De Vera is my favorite store in all of New York City,” says Price of the cabinet-of-curiosities-style gallery in SoHo, its collection of jewelry, sculptures, and curios impeccably curated by Federico de Vera. “You can spend hours in there, discovering things, learning from the atmospheres he creates.” Price has commissioned De Vera to design several exhibits at the Neue Galerie, including a 2014 show on Egon Schiele’s portraits.

Another frequent collaborator is Selima Salaun, the French-Tunisian eyewear designer whose Selima Optique has several locations in New York (as well as Paris). “She has beautiful frames that she designs herself,” says Price, along with vintage frames and leather goods. Saulan, whom Price refers to as “one of the grande dames of Soho,” has designed a series of frames sold at the museum, inspired by Sigmund Freud, Blue Angel–era Marlene Dietrich, and Schiele.


Price’s preference for the hand-crafted extends to the food she eats. “I always look for something made with love—you can taste the difference.” As an example, she cites Candle 79, a longstanding favorite for organic, vegan food on the Upper East Side. “I love the integrity” of the restaurant, she says. “It’s not trendy, but everything is seasonal and fresh.”
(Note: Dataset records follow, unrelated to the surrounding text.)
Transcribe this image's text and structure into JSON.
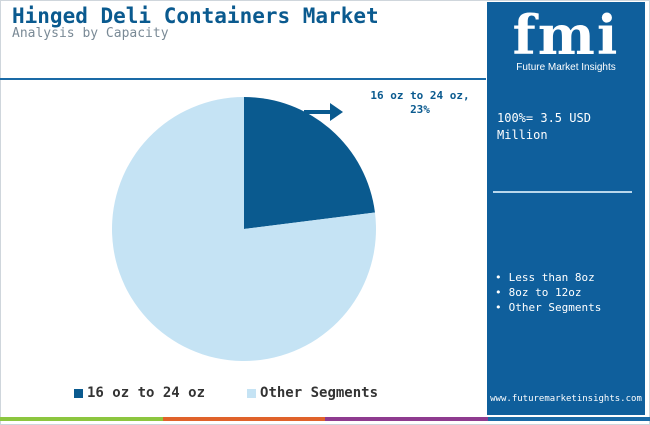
{
  "header": {
    "title": "Hinged Deli Containers Market",
    "subtitle": "Analysis by Capacity"
  },
  "sidebar": {
    "logo_mark": "fmi",
    "logo_text": "Future Market Insights",
    "total": "100%= 3.5 USD Million",
    "segments": [
      "Less than 8oz",
      "8oz to 12oz",
      "Other Segments"
    ],
    "url": "www.futuremarketinsights.com"
  },
  "colors": {
    "brand": "#0f5f9c",
    "highlight": "#0a5a8f",
    "other": "#c5e3f4"
  },
  "icons": {
    "callout_arrow": "arrow-right-icon"
  },
  "chart_data": {
    "type": "pie",
    "slices": [
      {
        "label": "16 oz to 24 oz",
        "value": 23,
        "color": "#0a5a8f"
      },
      {
        "label": "Other Segments",
        "value": 77,
        "color": "#c5e3f4"
      }
    ],
    "callout": "16 oz to 24 oz, 23%",
    "legend": [
      "16 oz to 24 oz",
      "Other Segments"
    ],
    "legend_position": "bottom"
  }
}
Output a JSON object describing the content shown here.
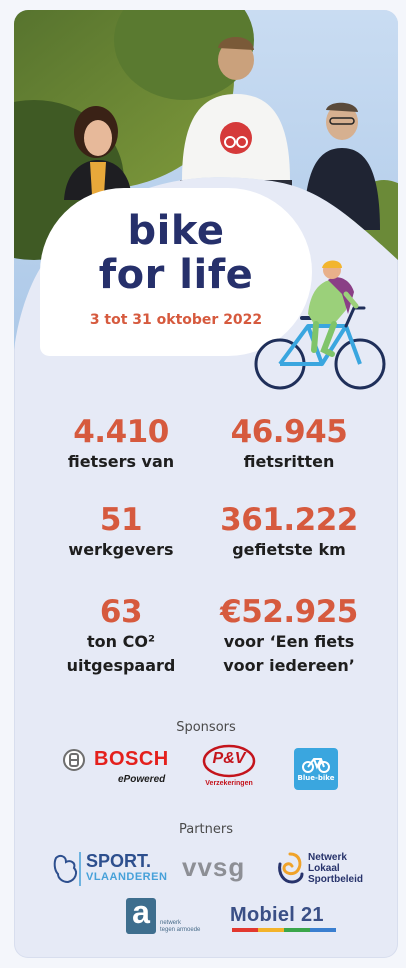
{
  "header": {
    "title_line1": "bike",
    "title_line2": "for life",
    "dates": "3 tot 31 oktober 2022"
  },
  "stats": [
    {
      "value": "4.410",
      "label1": "fietsers van",
      "label2": ""
    },
    {
      "value": "46.945",
      "label1": "fietsritten",
      "label2": ""
    },
    {
      "value": "51",
      "label1": "werkgevers",
      "label2": ""
    },
    {
      "value": "361.222",
      "label1": "gefietste km",
      "label2": ""
    },
    {
      "value": "63",
      "label1": "ton CO²",
      "label2": "uitgespaard"
    },
    {
      "value": "€52.925",
      "label1": "voor ‘Een fiets",
      "label2": "voor iedereen’"
    }
  ],
  "sponsors": {
    "heading": "Sponsors",
    "bosch": {
      "name": "BOSCH",
      "tagline": "ePowered"
    },
    "pv": {
      "name": "P&V",
      "tagline": "Verzekeringen"
    },
    "bluebike": {
      "name": "Blue-bike"
    }
  },
  "partners": {
    "heading": "Partners",
    "sport": {
      "line1": "SPORT.",
      "line2": "VLAANDEREN"
    },
    "vvsg": {
      "name": "vvsg"
    },
    "netwerk": {
      "line1": "Netwerk",
      "line2": "Lokaal",
      "line3": "Sportbeleid"
    },
    "armoede": {
      "letter": "a",
      "line1": "netwerk",
      "line2": "tegen armoede"
    },
    "mobiel": {
      "name": "Mobiel 21"
    }
  },
  "colors": {
    "accent": "#d65a3e",
    "title": "#26306b",
    "card": "#e6eaf6"
  }
}
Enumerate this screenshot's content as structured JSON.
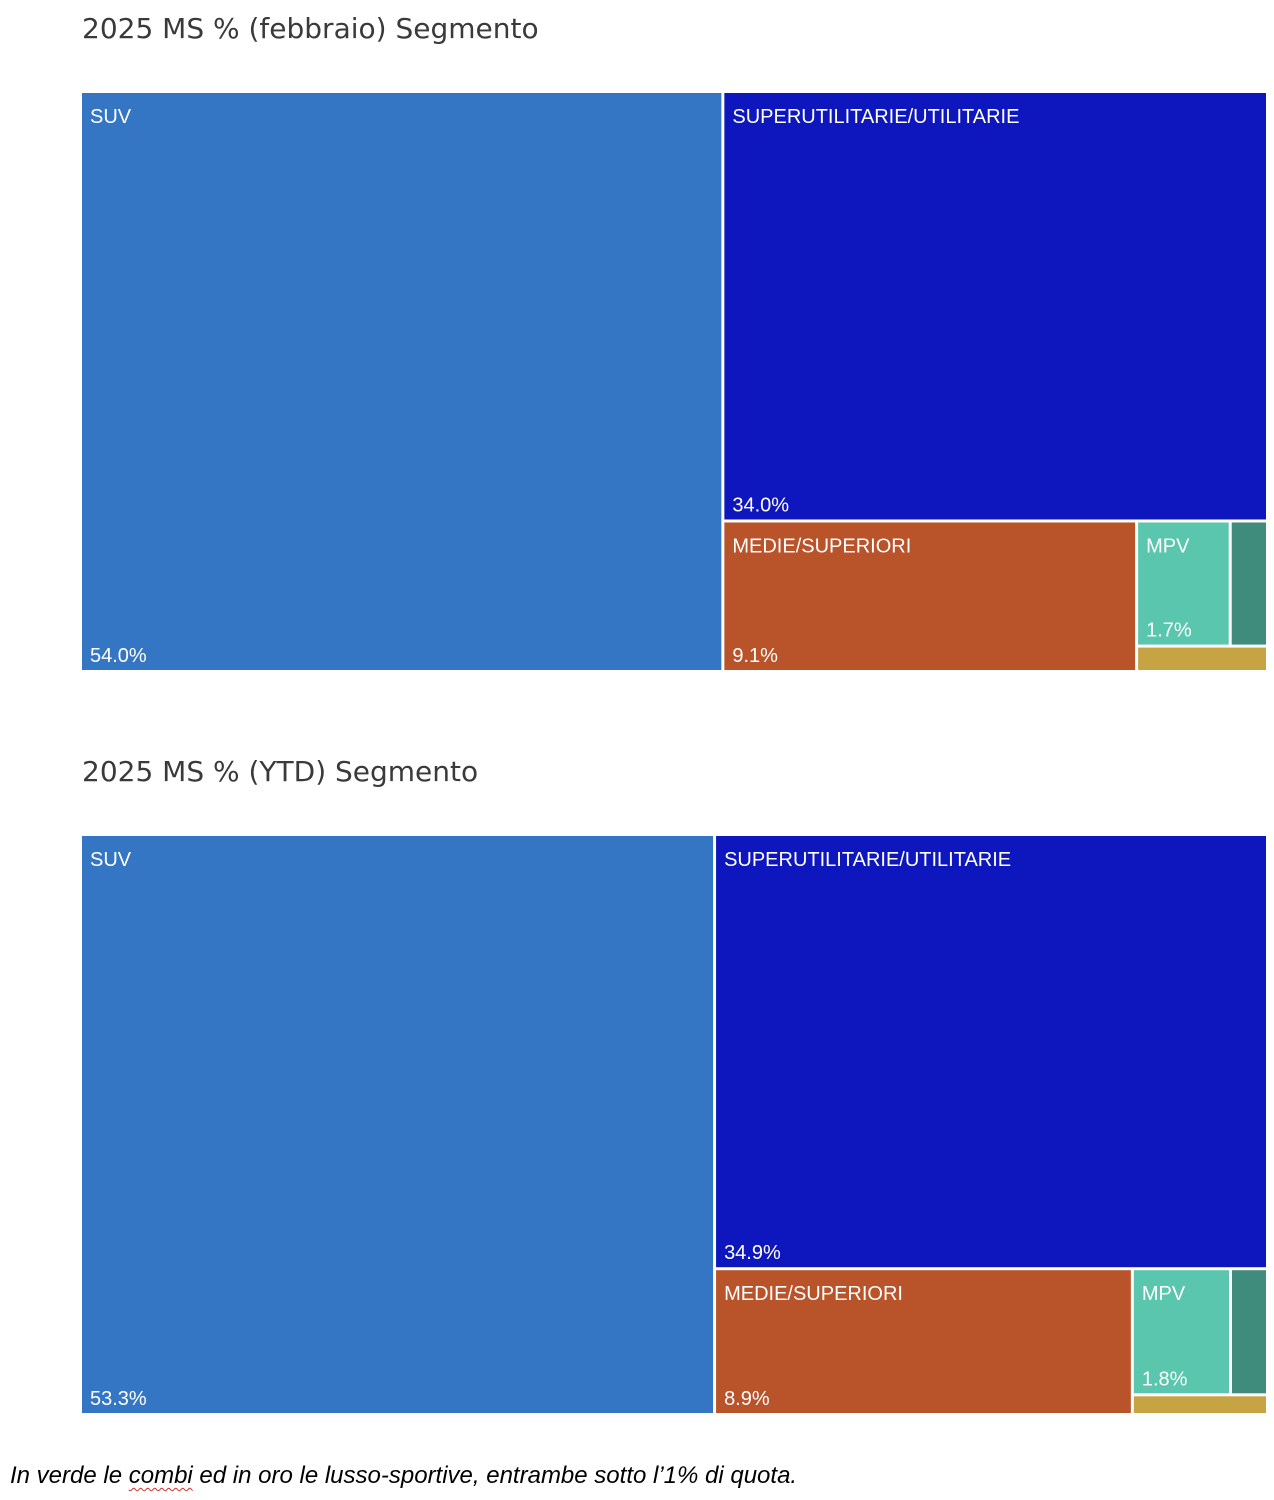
{
  "chart_data": [
    {
      "type": "treemap",
      "title": "2025 MS % (febbraio) Segmento",
      "segments": [
        {
          "name": "SUV",
          "value": 54.0,
          "value_label": "54.0%",
          "color": "#3476c4"
        },
        {
          "name": "SUPERUTILITARIE/UTILITARIE",
          "value": 34.0,
          "value_label": "34.0%",
          "color": "#0e17bd"
        },
        {
          "name": "MEDIE/SUPERIORI",
          "value": 9.1,
          "value_label": "9.1%",
          "color": "#b9532a"
        },
        {
          "name": "MPV",
          "value": 1.7,
          "value_label": "1.7%",
          "color": "#5bc6ae"
        },
        {
          "name": "",
          "value": 0.7,
          "value_label": "",
          "color": "#3f8b7c"
        },
        {
          "name": "",
          "value": 0.5,
          "value_label": "",
          "color": "#c6a443"
        }
      ]
    },
    {
      "type": "treemap",
      "title": "2025 MS % (YTD) Segmento",
      "segments": [
        {
          "name": "SUV",
          "value": 53.3,
          "value_label": "53.3%",
          "color": "#3476c4"
        },
        {
          "name": "SUPERUTILITARIE/UTILITARIE",
          "value": 34.9,
          "value_label": "34.9%",
          "color": "#0e17bd"
        },
        {
          "name": "MEDIE/SUPERIORI",
          "value": 8.9,
          "value_label": "8.9%",
          "color": "#b9532a"
        },
        {
          "name": "MPV",
          "value": 1.8,
          "value_label": "1.8%",
          "color": "#5bc6ae"
        },
        {
          "name": "",
          "value": 0.7,
          "value_label": "",
          "color": "#3f8b7c"
        },
        {
          "name": "",
          "value": 0.4,
          "value_label": "",
          "color": "#c6a443"
        }
      ]
    }
  ],
  "caption": {
    "before": "In verde le ",
    "underlined": "combi",
    "after": " ed in oro le lusso-sportive, entrambe sotto l’1% di quota."
  }
}
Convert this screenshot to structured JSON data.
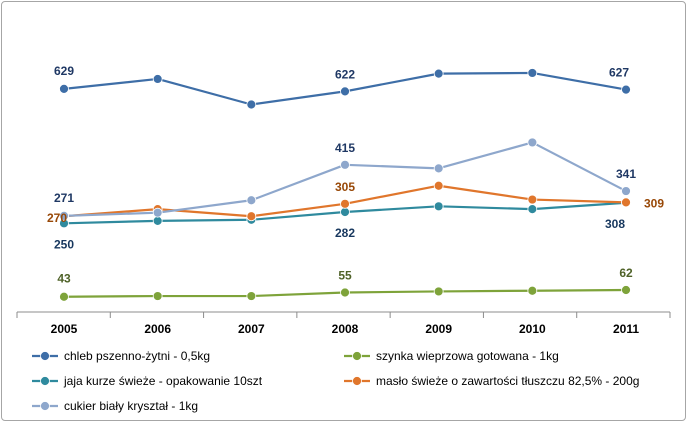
{
  "chart_data": {
    "type": "line",
    "categories": [
      "2005",
      "2006",
      "2007",
      "2008",
      "2009",
      "2010",
      "2011"
    ],
    "series": [
      {
        "name": "chleb pszenno-żytni - 0,5kg",
        "color": "#3e6ea7",
        "values": [
          629,
          657,
          585,
          622,
          672,
          674,
          627
        ],
        "labels": [
          {
            "i": 0,
            "text": "629"
          },
          {
            "i": 3,
            "text": "622"
          },
          {
            "i": 6,
            "text": "627"
          }
        ]
      },
      {
        "name": "szynka wieprzowa gotowana - 1kg",
        "color": "#7ea33a",
        "values": [
          43,
          45,
          45,
          55,
          58,
          60,
          62
        ],
        "labels": [
          {
            "i": 0,
            "text": "43"
          },
          {
            "i": 3,
            "text": "55"
          },
          {
            "i": 6,
            "text": "62"
          }
        ]
      },
      {
        "name": "jaja kurze świeże - opakowanie 10szt",
        "color": "#2f8a9e",
        "values": [
          250,
          257,
          260,
          282,
          298,
          290,
          308
        ],
        "labels": [
          {
            "i": 0,
            "text": "250"
          },
          {
            "i": 3,
            "text": "282"
          },
          {
            "i": 6,
            "text": "308"
          }
        ]
      },
      {
        "name": "masło świeże o zawartości tłuszczu 82,5% - 200g",
        "color": "#e0762c",
        "values": [
          270,
          290,
          270,
          305,
          356,
          317,
          309
        ],
        "labels": [
          {
            "i": 0,
            "text": "270"
          },
          {
            "i": 3,
            "text": "305"
          },
          {
            "i": 6,
            "text": "309"
          }
        ]
      },
      {
        "name": "cukier biały kryształ - 1kg",
        "color": "#8ea7cc",
        "values": [
          271,
          280,
          315,
          415,
          405,
          478,
          341
        ],
        "labels": [
          {
            "i": 0,
            "text": "271"
          },
          {
            "i": 3,
            "text": "415"
          },
          {
            "i": 6,
            "text": "341"
          }
        ]
      }
    ],
    "ylim": [
      0,
      730
    ],
    "grid": false,
    "legend": "bottom"
  }
}
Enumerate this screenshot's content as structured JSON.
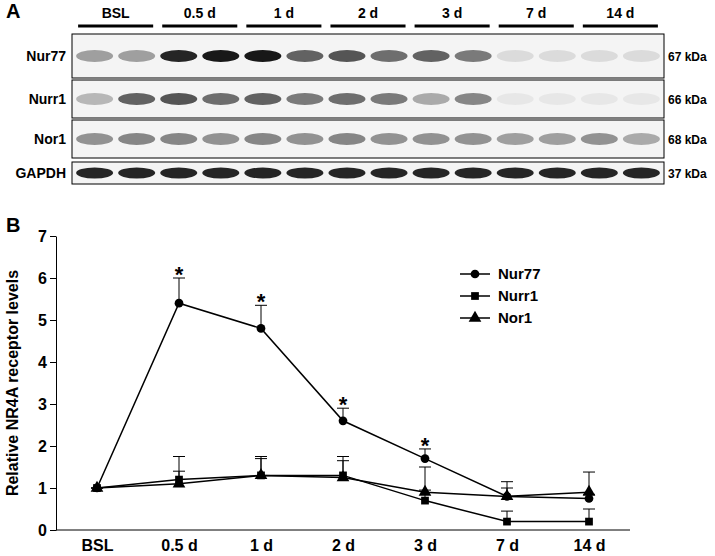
{
  "panel_labels": [
    "A",
    "B"
  ],
  "blot": {
    "groups": [
      "BSL",
      "0.5 d",
      "1 d",
      "2 d",
      "3 d",
      "7 d",
      "14 d"
    ],
    "rows": [
      {
        "name": "Nur77",
        "size": "67 kDa",
        "bands": [
          0.35,
          0.35,
          0.85,
          0.9,
          0.9,
          0.6,
          0.65,
          0.55,
          0.6,
          0.5,
          0.1,
          0.1,
          0.1,
          0.1
        ]
      },
      {
        "name": "Nurr1",
        "size": "66 kDa",
        "bands": [
          0.25,
          0.6,
          0.65,
          0.55,
          0.6,
          0.5,
          0.55,
          0.5,
          0.3,
          0.45,
          0.05,
          0.05,
          0.05,
          0.05
        ]
      },
      {
        "name": "Nor1",
        "size": "68 kDa",
        "bands": [
          0.4,
          0.45,
          0.45,
          0.4,
          0.45,
          0.4,
          0.45,
          0.4,
          0.4,
          0.4,
          0.35,
          0.35,
          0.4,
          0.3
        ]
      },
      {
        "name": "GAPDH",
        "size": "37 kDa",
        "bands": [
          0.85,
          0.85,
          0.85,
          0.85,
          0.85,
          0.85,
          0.85,
          0.85,
          0.85,
          0.85,
          0.85,
          0.85,
          0.85,
          0.85
        ]
      }
    ]
  },
  "chart_data": {
    "type": "line",
    "y_label": "Relative NR4A receptor levels",
    "categories": [
      "BSL",
      "0.5 d",
      "1 d",
      "2 d",
      "3 d",
      "7 d",
      "14 d"
    ],
    "series": [
      {
        "name": "Nur77",
        "color": "#000000",
        "marker": "circle",
        "values": [
          1,
          5.4,
          4.8,
          2.6,
          1.7,
          0.8,
          0.75
        ],
        "errors": [
          0,
          0.6,
          0.55,
          0.3,
          0.23,
          0.35,
          0.1
        ]
      },
      {
        "name": "Nurr1",
        "color": "#000000",
        "marker": "square",
        "values": [
          1,
          1.2,
          1.3,
          1.3,
          0.7,
          0.2,
          0.2
        ],
        "errors": [
          0,
          0.55,
          0.45,
          0.45,
          0.25,
          0.25,
          0.3
        ]
      },
      {
        "name": "Nor1",
        "color": "#000000",
        "marker": "triangle",
        "values": [
          1,
          1.1,
          1.3,
          1.25,
          0.9,
          0.8,
          0.9
        ],
        "errors": [
          0,
          0.3,
          0.4,
          0.4,
          0.6,
          0.2,
          0.48
        ]
      }
    ],
    "annotations": [
      {
        "text": "*",
        "x": "0.5 d",
        "y": 6.15
      },
      {
        "text": "*",
        "x": "1 d",
        "y": 5.5
      },
      {
        "text": "*",
        "x": "2 d",
        "y": 3.05
      },
      {
        "text": "*",
        "x": "3 d",
        "y": 2.08
      }
    ],
    "ylim": [
      0,
      7
    ],
    "yticks": [
      0,
      1,
      2,
      3,
      4,
      5,
      6,
      7
    ],
    "grid": false,
    "legend": "top-right"
  }
}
Similarly, the downtown Japanese restaurant Omen represents the triumph of quality over modishness. “It’s old-school SoHo: small and austere, not unlike a ryokan or Japanese country inn, with beautiful hand-made pots and platters on display. I usually go with artist or architect friends.”

Bohemian, a Japanese restaurant in Manhattan’s NoHo neighborhood, is another under-the-radar favorite with an unusual reservations policy. “It’s hidden behind a Japanese butcher on Great Jones Street,” Price explains. “You can’t get in unless they ‘accept’ you—or you have to know some who has already eaten there. It attracts a very eclectic crowd, and it’s like eating in someone’s living room.” Beef, particularly the Wagyu steak, and seafood are specialties.

More recommendations

A few more favorites of Price that reveal the hand of their makers:

Sidney Garber, the legendary Chicago jeweler recently revitalized by the founder’s daughter (who donates her profits to charity).

Sabah Studio, where shoe designer Mickey Ashmore sells the hand-crafted leather slippers he imports from Turkey.

Dosa, Christina Kim’s line of eco-conscious clothing, textiles, and housewares, all of them created by artisans in India, Mexico, and elsewhere.

Apothéke, a speakeasy-style bar located in a former opium den in Chinatown, with cocktails that often contain absinthe, herbs, and botanicals.

Union Square Greenmarket, where professional chefs and home cooks alike procure fresh, seasonal ingredients from local farmers, dairies, bakers, and other producers.